Currently, techniques like ion-pair reversed-phase HPLC are used for polyA quantification, but they often require labor-intensive protocols and are not well suited for real-time or in-process applications. Raman spectroscopy, by contrast, enables rapid, label-free, and non-destructive analysis that can be integrated directly into manufacturing workflows. This shift toward real-time analytics opens the door to improved process control, reduced batch failures, and accelerated product release timelines.

This study also speaks to a larger trend in biopharma: the growing demand for Raman-based chemometric models that are robust, transferable, and applicable across diverse upstream workflows. Raman spectroscopy has already been successfully applied to monitor critical parameters across multiple cell lines and media types. Read our application note to see how transferable models can enhance upstream bioprocess monitoring for a variety of biologics.

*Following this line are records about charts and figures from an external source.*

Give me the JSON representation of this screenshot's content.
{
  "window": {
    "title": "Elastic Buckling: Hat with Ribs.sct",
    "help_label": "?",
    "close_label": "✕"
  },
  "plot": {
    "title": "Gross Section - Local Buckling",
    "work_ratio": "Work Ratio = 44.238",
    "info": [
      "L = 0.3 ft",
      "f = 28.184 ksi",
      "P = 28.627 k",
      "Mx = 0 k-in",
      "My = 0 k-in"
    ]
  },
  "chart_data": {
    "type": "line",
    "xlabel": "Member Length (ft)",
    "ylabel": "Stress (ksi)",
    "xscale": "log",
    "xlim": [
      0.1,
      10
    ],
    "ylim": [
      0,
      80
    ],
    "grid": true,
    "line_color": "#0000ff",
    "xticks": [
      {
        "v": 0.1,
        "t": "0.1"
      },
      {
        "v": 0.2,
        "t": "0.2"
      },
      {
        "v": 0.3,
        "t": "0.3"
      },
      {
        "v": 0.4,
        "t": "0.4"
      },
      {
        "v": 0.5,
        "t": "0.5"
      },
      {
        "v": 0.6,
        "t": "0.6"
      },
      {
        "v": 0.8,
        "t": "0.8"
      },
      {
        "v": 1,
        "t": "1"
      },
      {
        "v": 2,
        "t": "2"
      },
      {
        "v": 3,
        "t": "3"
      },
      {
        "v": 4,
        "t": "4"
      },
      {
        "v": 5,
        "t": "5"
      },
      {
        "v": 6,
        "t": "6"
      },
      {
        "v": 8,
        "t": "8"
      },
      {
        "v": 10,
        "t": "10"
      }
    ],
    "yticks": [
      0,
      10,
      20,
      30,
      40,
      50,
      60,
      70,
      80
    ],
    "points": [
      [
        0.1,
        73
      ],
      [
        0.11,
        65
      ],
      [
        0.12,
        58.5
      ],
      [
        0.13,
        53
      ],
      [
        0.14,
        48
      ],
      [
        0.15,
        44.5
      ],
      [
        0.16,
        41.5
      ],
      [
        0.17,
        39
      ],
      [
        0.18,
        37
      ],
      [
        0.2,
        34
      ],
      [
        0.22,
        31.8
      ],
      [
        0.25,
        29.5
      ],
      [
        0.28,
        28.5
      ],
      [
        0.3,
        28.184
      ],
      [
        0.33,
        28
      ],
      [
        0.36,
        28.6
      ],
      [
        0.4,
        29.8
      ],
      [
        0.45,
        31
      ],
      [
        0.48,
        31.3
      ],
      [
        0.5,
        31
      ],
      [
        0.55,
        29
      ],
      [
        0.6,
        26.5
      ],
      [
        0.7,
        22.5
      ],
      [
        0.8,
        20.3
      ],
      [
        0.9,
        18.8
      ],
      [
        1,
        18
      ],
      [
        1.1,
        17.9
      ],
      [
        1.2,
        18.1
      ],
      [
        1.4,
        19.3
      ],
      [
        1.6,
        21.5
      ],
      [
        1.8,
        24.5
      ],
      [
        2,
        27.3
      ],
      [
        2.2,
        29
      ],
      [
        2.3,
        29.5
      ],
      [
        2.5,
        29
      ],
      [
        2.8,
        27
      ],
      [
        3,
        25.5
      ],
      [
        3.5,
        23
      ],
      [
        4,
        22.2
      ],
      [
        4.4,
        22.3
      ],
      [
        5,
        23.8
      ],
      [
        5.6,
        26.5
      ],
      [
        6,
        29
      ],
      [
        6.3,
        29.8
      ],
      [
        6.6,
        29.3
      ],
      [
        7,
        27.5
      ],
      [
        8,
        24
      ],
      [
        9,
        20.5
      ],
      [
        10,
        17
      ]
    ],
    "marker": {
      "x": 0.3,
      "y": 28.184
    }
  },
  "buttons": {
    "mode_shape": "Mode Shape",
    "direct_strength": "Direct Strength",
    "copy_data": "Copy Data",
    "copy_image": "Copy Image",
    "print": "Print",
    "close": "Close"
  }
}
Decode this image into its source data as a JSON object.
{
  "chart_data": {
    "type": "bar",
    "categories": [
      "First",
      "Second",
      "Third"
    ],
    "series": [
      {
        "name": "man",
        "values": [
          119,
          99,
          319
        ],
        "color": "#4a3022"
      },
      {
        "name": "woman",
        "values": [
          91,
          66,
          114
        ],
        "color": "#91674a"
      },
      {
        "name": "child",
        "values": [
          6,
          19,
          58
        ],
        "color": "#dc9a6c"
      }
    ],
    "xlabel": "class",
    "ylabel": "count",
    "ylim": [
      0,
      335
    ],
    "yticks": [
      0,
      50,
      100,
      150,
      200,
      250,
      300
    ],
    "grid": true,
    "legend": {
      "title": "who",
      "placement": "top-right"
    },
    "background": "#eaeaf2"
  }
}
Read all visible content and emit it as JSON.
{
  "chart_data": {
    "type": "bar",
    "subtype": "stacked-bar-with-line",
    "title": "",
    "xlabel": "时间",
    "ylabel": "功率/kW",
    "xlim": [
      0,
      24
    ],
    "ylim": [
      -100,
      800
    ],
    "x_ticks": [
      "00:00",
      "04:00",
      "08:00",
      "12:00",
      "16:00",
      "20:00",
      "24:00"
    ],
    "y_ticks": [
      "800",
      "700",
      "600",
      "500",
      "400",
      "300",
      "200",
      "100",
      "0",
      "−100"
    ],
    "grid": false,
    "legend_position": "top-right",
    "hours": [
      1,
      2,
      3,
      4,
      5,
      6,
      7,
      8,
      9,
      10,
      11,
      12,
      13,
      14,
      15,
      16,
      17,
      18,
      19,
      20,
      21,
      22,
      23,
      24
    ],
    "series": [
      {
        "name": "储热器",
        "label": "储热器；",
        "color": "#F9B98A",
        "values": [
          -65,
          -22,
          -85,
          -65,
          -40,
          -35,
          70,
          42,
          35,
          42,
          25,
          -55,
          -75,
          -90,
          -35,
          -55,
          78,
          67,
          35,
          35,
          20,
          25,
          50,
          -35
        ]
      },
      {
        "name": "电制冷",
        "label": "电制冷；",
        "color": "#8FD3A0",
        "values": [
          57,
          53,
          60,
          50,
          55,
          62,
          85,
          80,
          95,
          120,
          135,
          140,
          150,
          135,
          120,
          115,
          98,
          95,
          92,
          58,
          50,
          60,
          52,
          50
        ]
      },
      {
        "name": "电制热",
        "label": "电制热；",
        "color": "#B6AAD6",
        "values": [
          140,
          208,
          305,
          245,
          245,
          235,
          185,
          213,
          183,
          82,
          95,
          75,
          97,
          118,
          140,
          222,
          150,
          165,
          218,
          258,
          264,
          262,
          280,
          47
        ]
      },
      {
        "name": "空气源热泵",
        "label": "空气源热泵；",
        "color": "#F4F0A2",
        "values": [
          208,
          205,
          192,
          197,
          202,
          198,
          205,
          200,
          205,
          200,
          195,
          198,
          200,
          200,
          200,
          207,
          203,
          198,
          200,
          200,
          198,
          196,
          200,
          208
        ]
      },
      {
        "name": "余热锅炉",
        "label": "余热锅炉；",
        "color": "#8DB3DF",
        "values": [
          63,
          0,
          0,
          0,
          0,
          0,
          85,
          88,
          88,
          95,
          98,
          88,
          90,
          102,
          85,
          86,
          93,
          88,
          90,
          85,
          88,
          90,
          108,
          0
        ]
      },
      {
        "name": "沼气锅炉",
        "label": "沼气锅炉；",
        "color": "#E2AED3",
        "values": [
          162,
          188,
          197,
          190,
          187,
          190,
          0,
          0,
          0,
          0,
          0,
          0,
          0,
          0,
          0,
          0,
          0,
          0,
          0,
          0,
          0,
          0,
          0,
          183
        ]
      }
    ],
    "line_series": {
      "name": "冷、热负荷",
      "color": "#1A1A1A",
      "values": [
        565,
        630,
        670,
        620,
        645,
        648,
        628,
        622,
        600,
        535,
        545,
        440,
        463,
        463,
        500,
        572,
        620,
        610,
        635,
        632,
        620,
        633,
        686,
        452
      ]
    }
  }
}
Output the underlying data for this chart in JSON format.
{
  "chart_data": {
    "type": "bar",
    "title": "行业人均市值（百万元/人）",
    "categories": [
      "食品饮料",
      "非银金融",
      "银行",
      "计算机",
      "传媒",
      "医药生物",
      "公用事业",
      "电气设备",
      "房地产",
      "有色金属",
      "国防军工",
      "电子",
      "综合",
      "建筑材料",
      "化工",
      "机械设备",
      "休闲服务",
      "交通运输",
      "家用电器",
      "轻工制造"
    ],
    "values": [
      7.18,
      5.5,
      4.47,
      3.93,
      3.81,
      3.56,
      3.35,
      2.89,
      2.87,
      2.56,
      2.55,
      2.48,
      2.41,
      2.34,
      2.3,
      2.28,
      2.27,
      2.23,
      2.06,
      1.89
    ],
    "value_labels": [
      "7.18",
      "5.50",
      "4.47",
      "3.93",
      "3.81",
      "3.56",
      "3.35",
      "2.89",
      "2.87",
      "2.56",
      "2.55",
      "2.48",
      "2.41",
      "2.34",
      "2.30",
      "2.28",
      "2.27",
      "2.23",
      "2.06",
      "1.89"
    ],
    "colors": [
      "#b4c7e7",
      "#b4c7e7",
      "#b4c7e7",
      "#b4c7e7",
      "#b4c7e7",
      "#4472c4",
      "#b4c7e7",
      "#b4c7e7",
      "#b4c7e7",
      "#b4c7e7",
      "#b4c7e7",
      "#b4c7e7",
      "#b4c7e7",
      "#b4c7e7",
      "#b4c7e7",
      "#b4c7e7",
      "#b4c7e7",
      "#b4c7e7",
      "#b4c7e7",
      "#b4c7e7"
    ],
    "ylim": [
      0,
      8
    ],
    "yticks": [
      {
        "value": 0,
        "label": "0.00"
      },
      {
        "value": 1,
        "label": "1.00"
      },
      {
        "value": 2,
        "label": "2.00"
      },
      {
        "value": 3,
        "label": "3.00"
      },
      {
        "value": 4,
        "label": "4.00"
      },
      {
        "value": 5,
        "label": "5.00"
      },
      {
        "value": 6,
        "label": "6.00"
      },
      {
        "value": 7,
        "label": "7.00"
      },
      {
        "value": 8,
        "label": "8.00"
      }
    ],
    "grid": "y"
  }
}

As the industry pushes toward more scalable and efficient production of DNA and RNA-based drugs, Raman spectroscopy offers a promising path forward—one that aligns with the growing demand for speed, specificity, and cost-effective quality assurance in biopharma manufacturing.

Want to dive deeper into the data and methodology? Read the full article on Raman-based analytics for nucleic acid therapeutics.

A New Frontier: Real-Time Monitoring of IVT with Raman

The study also draws attention to Patent WO2024074726A1, which introduces a method for spectral monitoring of in vitro transcription (IVT) reactions using Raman spectroscopy. This patent demonstrates how biopharmaceutical companies are leveraging Raman spectroscopy to track IVT reactions in real time by comparing the spectral signatures of reactants and products during RNA synthesis. The ability to monitor changes in IVT enables automation through feedback control, improving both the quantity and quality of mRNA while reducing batch-to-batch variability.

Notably, similar experimental feasibility has been previously demonstrated by the authors, reinforcing the practical value of Raman-based monitoring in RNA manufacturing.

This innovation has the potential to streamline manufacturing workflows, reduce costs, and enhance reproducibility in RNA-based therapeutics.

As the field of nucleic acid therapeutics continues to expand, Raman spectroscopy is poised to be a game-changer—delivering faster, more efficient, and more accessible treatments, while offering mutual benefits in cost and time for manufacturers.